Liothyronine sodium has no or negligible influence on the ability to drive and use machines.

The following effects are indicative of excessive dosage and usually disappear on reduction of dosage or withdrawal of treatment for a day or two.

The undesirable effects are listed below by organ class and the following frequency convention:

Not known (frequency cannot be estimated from the available data)

Paediatric population:

Transient hair loss in children (Not Known)

Reporting of suspected adverse reactions

Reporting suspected adverse reactions after authorisation of the medicinal product is important. It allows continued monitoring of the benefit/risk balance of the medicinal product. Healthcare professionals are asked to report any suspected adverse reactions via Yellow Card Scheme at: www.mhra.gov.uk/yellowcard or search for MHRA Yellow Card in the Google Play or Apple App Store.

Symptoms:

If patient is seen within a few hours of overdosage: gastric lavage or emesis.

There may be exaggeration of the side effects as well as agitation, confusion, irritability, hyperactivity, headache, sweating, mydriasis, tachycardia, arrhythmias, tachypnoea, pyrexia, increased bowel movements and convulsions.

Management:

Treatment is symptomatic. Tachycardia in adults may be controlled with 40mg propanolol every 6 hours.

Pharmacotherapeutic group: Thyroid hormones; ATC Code: H03AA02

Mechanism of Action

Liothyronine sodium is a naturally occurring thyroid hormone.

The biological action of liothyronine sodium is quantitatively similar to that of levothyroxine sodium, but the effects develop in a few hours and disappear within 24 to 48 hours of stopping treatment.

Absorption

Liothyronine sodium is almost completely absorbed from the gastro-intestinal tract.

Distribution

It is less readily bound to plasma proteins than thyroxine. About 0.5% is in the unbound form.

Elimination

The half-life of liothyronine sodium in euthyroidism is 1 to 2 days.
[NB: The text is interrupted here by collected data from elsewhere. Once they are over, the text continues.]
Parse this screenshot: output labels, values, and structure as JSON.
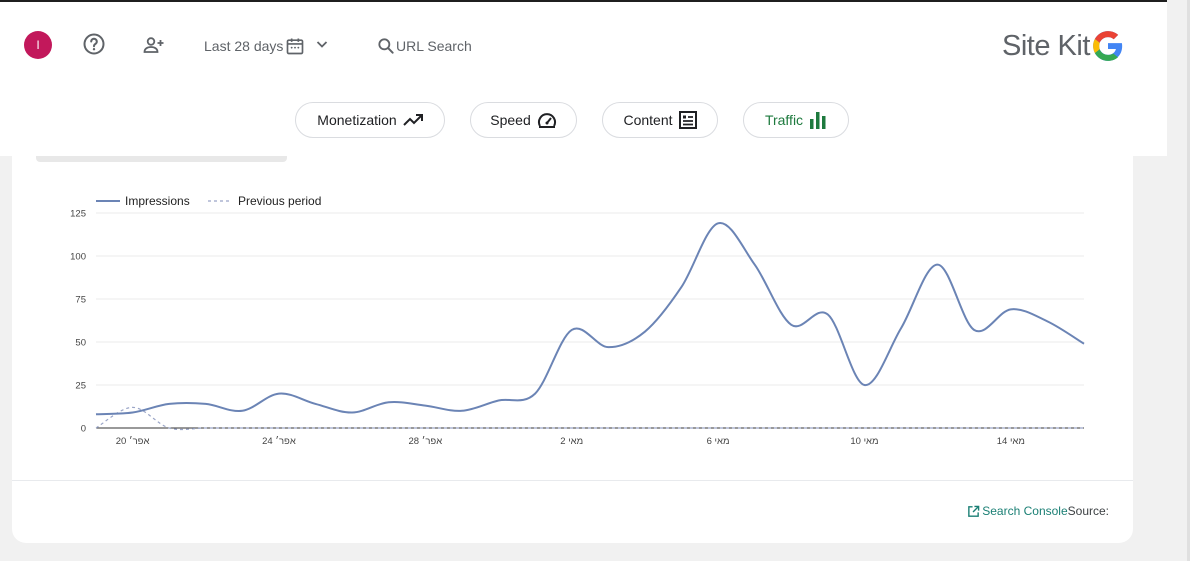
{
  "header": {
    "avatar_initial": "I",
    "date_range": "Last 28 days",
    "url_search": "URL Search",
    "logo_text": "Site Kit",
    "icons": [
      "help-icon",
      "add-user-icon",
      "calendar-icon",
      "chevron-down-icon",
      "search-icon",
      "google-g-logo"
    ]
  },
  "nav_chips": [
    {
      "label": "Monetization",
      "icon": "trending-up-icon"
    },
    {
      "label": "Speed",
      "icon": "speedometer-icon"
    },
    {
      "label": "Content",
      "icon": "article-icon"
    },
    {
      "label": "Traffic",
      "icon": "bar-chart-icon",
      "active": true,
      "color": "#1e7a3e"
    }
  ],
  "card": {
    "source_label": "Source:",
    "source_link": "Search Console"
  },
  "colors": {
    "accent": "#1e7a3e",
    "avatar": "#c2185b",
    "line": "#6b84b5",
    "previous": "#9aa5c7"
  },
  "chart_data": {
    "type": "line",
    "legend": [
      "Impressions",
      "Previous period"
    ],
    "legend_placement": "top-left",
    "grid": true,
    "ylim": [
      0,
      125
    ],
    "yticks": [
      0,
      25,
      50,
      75,
      100,
      125
    ],
    "xticks": [
      "20 אפר׳",
      "24 אפר׳",
      "28 אפר׳",
      "2 מאי",
      "6 מאי",
      "10 מאי",
      "14 מאי"
    ],
    "xtick_index": [
      1,
      5,
      9,
      13,
      17,
      21,
      25
    ],
    "series": [
      {
        "name": "Impressions",
        "values": [
          8,
          9,
          14,
          14,
          10,
          20,
          14,
          9,
          15,
          13,
          10,
          16,
          20,
          57,
          47,
          56,
          82,
          119,
          95,
          60,
          66,
          25,
          58,
          95,
          57,
          69,
          62,
          49
        ]
      },
      {
        "name": "Previous period",
        "values": [
          0,
          12,
          0,
          0,
          0,
          0,
          0,
          0,
          0,
          0,
          0,
          0,
          0,
          0,
          0,
          0,
          0,
          0,
          0,
          0,
          0,
          0,
          0,
          0,
          0,
          0,
          0,
          0
        ]
      }
    ]
  }
}
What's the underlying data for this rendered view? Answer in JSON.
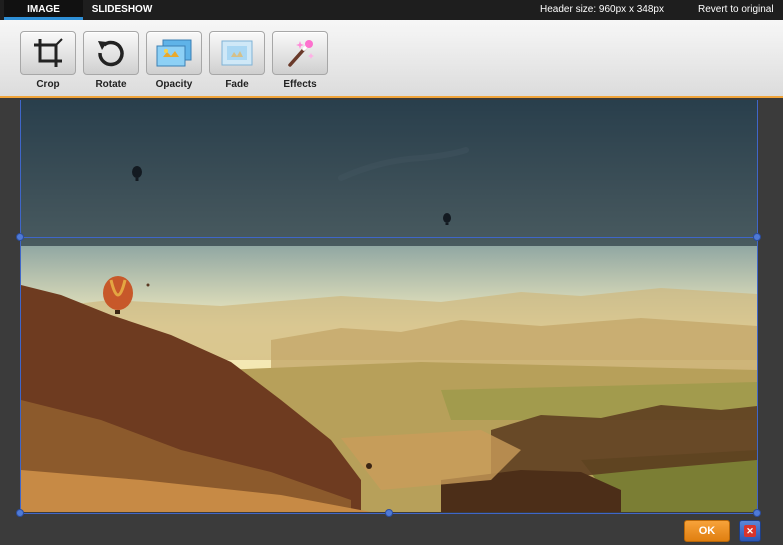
{
  "tabs": [
    {
      "label": "IMAGE"
    },
    {
      "label": "SLIDESHOW"
    }
  ],
  "header_size": "Header size: 960px x 348px",
  "revert_label": "Revert to original",
  "tools": [
    {
      "label": "Crop",
      "icon": "crop-icon"
    },
    {
      "label": "Rotate",
      "icon": "rotate-icon"
    },
    {
      "label": "Opacity",
      "icon": "opacity-icon"
    },
    {
      "label": "Fade",
      "icon": "fade-icon"
    },
    {
      "label": "Effects",
      "icon": "magic-wand-icon"
    }
  ],
  "ok_label": "OK",
  "close_icon": "close-icon",
  "colors": {
    "accent_tab": "#2e8fd6",
    "toolbar_border": "#f0a43a",
    "ok_button": "#e88a1a",
    "crop_frame": "#3f66c9"
  }
}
Thyroid hormones do not readily cross the placenta.

Minimal amounts are excreted in breast milk.

No further relevant data.

Glycerol

Citric acid monohydrate

Sodium citrate

Sodium methyl parahydroxybenzoate (E 219)

Sodium hydroxide

Purified water

Not known.

30 months

Store in the original package in order to protect from light.

Bottle: Type III amber glass bottle

Closure: Polypropylene (PP) child-resistant and tamper evident cap fitted with a PP syringe adaptor, high-density polyethylene (HDPE) screw closure and low-density polyethylene (LDPE) plug.

Dosing: 5 ml oral syringe (PP barrel and LDPE plunger) with graduations of 0.25 ml

Pack sizes: 50 and 100 ml

Not all pack sizes may be marketed.

No special precautions for disposal.

Feeding tubes

This medicinal product has demonstrated compatibility with medium and large (8-16 Fr) silicone and polyurethane feeding tubes. Studies have not been performed in fine bore tubes (4-6 Fr) and hence this size of tube cannot be recommended.

To flush the feeding tube, rinse twice with at least 10ml of water following administration.